O quizá lo era. El cuento no se aleja tanto de la realidad; según varios estudios el azúcar es una droga o, al menos, se comporta como tal [2]. Cuando una persona come algo dulce, el azúcar entra en el riego sanguíneo y desata un torrente de energía. La sacarosa llega luego al cerebro y libera beta-endorfinas, una hormona que elimina el dolor y nos hace sentir bien. Es como una especie de morfina, que se crea naturalmente en el cerebro y cuya producción se acelera con el azúcar. El cerebro produce además serotonina y dopamina, otros dos neurotransmisores relacionados con la sensación de bienestar. Al igual que ocurre con las drogas, como la sensación es agradable, nuestro cuerpo nos pide cada vez más. Uno de los primeros investigadores en detectar esta relación fue Serge Ahmed, del Centro Nacional de Investigación Científica de Francia, quien descubrió por casualidad el efecto adictivo del azúcar mientras investigaba los efectos de la cocaína en ratas. En un momento concreto del estudio, decidió cambiar el método de trabajo y suministrar a los roedores agua azucarada para comparar las diferencias con una sustancia supuestamente inocua. Inesperadamente, resultó que los ratones, a los que se había dado la posibilidad de elegir entre el “chute” de cocaína o el de azúcar con dos palancas diferentes prefirieron este último. Se habían vuelto adictos.

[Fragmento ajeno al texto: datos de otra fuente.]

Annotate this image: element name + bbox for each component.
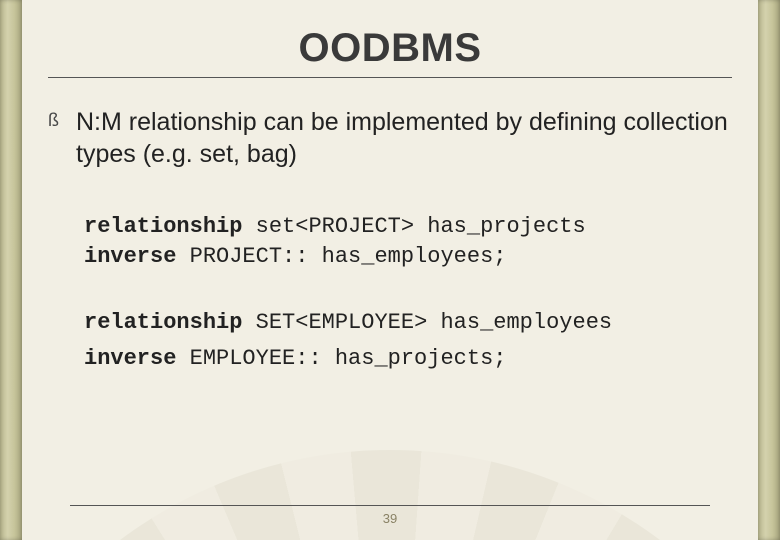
keyword-relationship: relationship [84, 214, 242, 239]
page-number: 39 [22, 511, 758, 526]
code-text: SET<EMPLOYEE> has_employees [242, 310, 612, 335]
code-block-2: relationship SET<EMPLOYEE> has_employees… [84, 305, 732, 375]
slide: OODBMS ß N:M relationship can be impleme… [0, 0, 780, 540]
keyword-inverse: inverse [84, 346, 176, 371]
code-text: set<PROJECT> has_projects [242, 214, 585, 239]
right-decorative-bar [758, 0, 780, 540]
footer-rule [70, 505, 710, 506]
code-block-1: relationship set<PROJECT> has_projects i… [84, 212, 732, 271]
code-text: EMPLOYEE:: has_projects; [176, 346, 506, 371]
left-decorative-bar [0, 0, 22, 540]
keyword-relationship: relationship [84, 310, 242, 335]
code-text: PROJECT:: has_employees; [176, 244, 506, 269]
bullet-item: ß N:M relationship can be implemented by… [48, 106, 732, 170]
keyword-inverse: inverse [84, 244, 176, 269]
title-underline [48, 77, 732, 78]
bullet-icon: ß [48, 106, 76, 170]
bullet-text: N:M relationship can be implemented by d… [76, 106, 732, 170]
content-area: OODBMS ß N:M relationship can be impleme… [22, 0, 758, 540]
slide-title: OODBMS [48, 26, 732, 71]
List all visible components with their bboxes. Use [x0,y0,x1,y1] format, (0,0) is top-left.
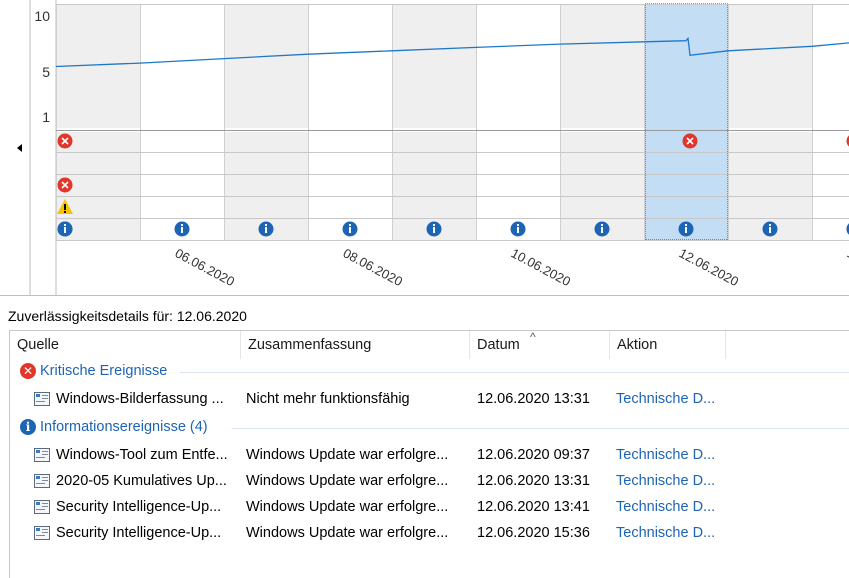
info-icon-glyph [433,224,435,226]
x-date-label: 12.06.2020 [677,245,742,289]
info-icon-glyph [601,224,603,226]
scroll-left-button[interactable] [12,140,26,156]
reliability-chart[interactable]: 10 5 1 06.06.2020 08.06.2020 10.06.2020 12.06.… [0,0,849,296]
info-icon: i [20,419,36,435]
date-cell: 12.06.2020 09:37 [477,442,611,468]
day-column-stripe [392,4,476,128]
details-title: Zuverlässigkeitsdetails für: 12.06.2020 [8,308,247,324]
group-label: Informationsereignisse (4) [40,419,208,435]
column-header-source[interactable]: Quelle [10,331,241,359]
info-icon-glyph [769,224,771,226]
application-icon [34,500,50,514]
application-icon [34,448,50,462]
table-row[interactable]: Windows-Bilderfassung ... Nicht mehr fun… [10,386,849,412]
column-header-date[interactable]: Datum ^ [470,331,610,359]
group-information-events[interactable]: i Informationsereignisse (4) [20,415,208,439]
info-icon-glyph [769,227,771,233]
application-icon [34,474,50,488]
info-icon-glyph [685,224,687,226]
info-icon-glyph [64,224,66,226]
table-row[interactable]: 2020-05 Kumulatives Up... Windows Update… [10,468,849,494]
source-cell: Windows-Tool zum Entfe... [34,442,241,468]
info-icon-glyph [265,224,267,226]
sort-ascending-icon: ^ [530,330,536,344]
summary-cell: Nicht mehr funktionsfähig [246,386,468,412]
source-cell: Security Intelligence-Up... [34,520,241,546]
source-cell: Windows-Bilderfassung ... [34,386,241,412]
y-tick-label: 1 [42,109,50,125]
x-date-label: 10.06.2020 [509,245,574,289]
group-divider [180,372,849,373]
day-column-stripe [728,4,812,128]
info-icon-glyph [349,227,351,233]
info-icon-glyph [517,224,519,226]
info-icon-glyph [181,224,183,226]
error-icon: ✕ [20,363,36,379]
reliability-chart-canvas[interactable]: 10 5 1 06.06.2020 08.06.2020 10.06.2020 12.06.… [0,0,849,296]
source-cell: 2020-05 Kumulatives Up... [34,468,241,494]
reliability-details-list[interactable]: Quelle Zusammenfassung Datum ^ Aktion ✕ … [9,330,849,578]
info-icon-glyph [64,227,66,233]
y-tick-label: 10 [34,8,50,24]
technical-details-link[interactable]: Technische D... [616,468,726,494]
info-icon-glyph [265,227,267,233]
day-column-stripe [560,4,644,128]
technical-details-link[interactable]: Technische D... [616,386,726,412]
date-cell: 12.06.2020 15:36 [477,520,611,546]
x-date-label: 06.06.2020 [173,245,238,289]
arrow-left-icon [17,144,22,152]
application-icon [34,392,50,406]
y-tick-label: 5 [42,64,50,80]
source-text: Windows-Bilderfassung ... [56,391,224,407]
info-icon-glyph [349,224,351,226]
source-text: Windows-Tool zum Entfe... [56,447,228,463]
technical-details-link[interactable]: Technische D... [616,494,726,520]
column-header-action[interactable]: Aktion [610,331,726,359]
warning-icon-glyph [64,211,66,213]
summary-cell: Windows Update war erfolgre... [246,494,468,520]
date-cell: 12.06.2020 13:41 [477,494,611,520]
column-header-summary[interactable]: Zusammenfassung [241,331,470,359]
technical-details-link[interactable]: Technische D... [616,442,726,468]
table-row[interactable]: Windows-Tool zum Entfe... Windows Update… [10,442,849,468]
warning-icon-glyph [64,204,66,210]
group-critical-events[interactable]: ✕ Kritische Ereignisse [20,359,167,383]
list-header: Quelle Zusammenfassung Datum ^ Aktion [10,331,849,359]
source-text: 2020-05 Kumulatives Up... [56,473,227,489]
source-text: Security Intelligence-Up... [56,525,221,541]
info-icon-glyph [181,227,183,233]
column-header-date-label: Datum [477,337,520,353]
summary-cell: Windows Update war erfolgre... [246,442,468,468]
table-row[interactable]: Security Intelligence-Up... Windows Upda… [10,520,849,546]
info-icon-glyph [517,227,519,233]
date-cell: 12.06.2020 13:31 [477,386,611,412]
application-icon [34,526,50,540]
x-date-label: 14.06.2020 [845,245,849,289]
day-column-stripe [224,4,308,128]
info-icon-glyph [433,227,435,233]
info-icon-glyph [601,227,603,233]
table-row[interactable]: Security Intelligence-Up... Windows Upda… [10,494,849,520]
source-text: Security Intelligence-Up... [56,499,221,515]
technical-details-link[interactable]: Technische D... [616,520,726,546]
info-icon-glyph [685,227,687,233]
date-cell: 12.06.2020 13:31 [477,468,611,494]
summary-cell: Windows Update war erfolgre... [246,468,468,494]
summary-cell: Windows Update war erfolgre... [246,520,468,546]
source-cell: Security Intelligence-Up... [34,494,241,520]
group-divider [232,428,849,429]
x-date-label: 08.06.2020 [341,245,406,289]
group-label: Kritische Ereignisse [40,363,167,379]
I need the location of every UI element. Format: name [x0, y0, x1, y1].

Al igual que las ratas, muchos somos adictos y nuestros cuerpos nos piden a diario nuestra dosis de azúcar, a menudo en momentos concretos de la jornada. ¿No te has preguntado nunca por qué después de comer sueles tener ese impulso irremediable de tomar algo dulce? Seguramente porque tu cuerpo está acostumbrado a ello. Otros científicos piensan que no se trata propiamente de una adicción; lo que sí está demostrado es que el cuerpo se acostumbra a la cantidad de glucosa que recibe: esto es, cuanto más azúcar consumimos, más nos pedirá.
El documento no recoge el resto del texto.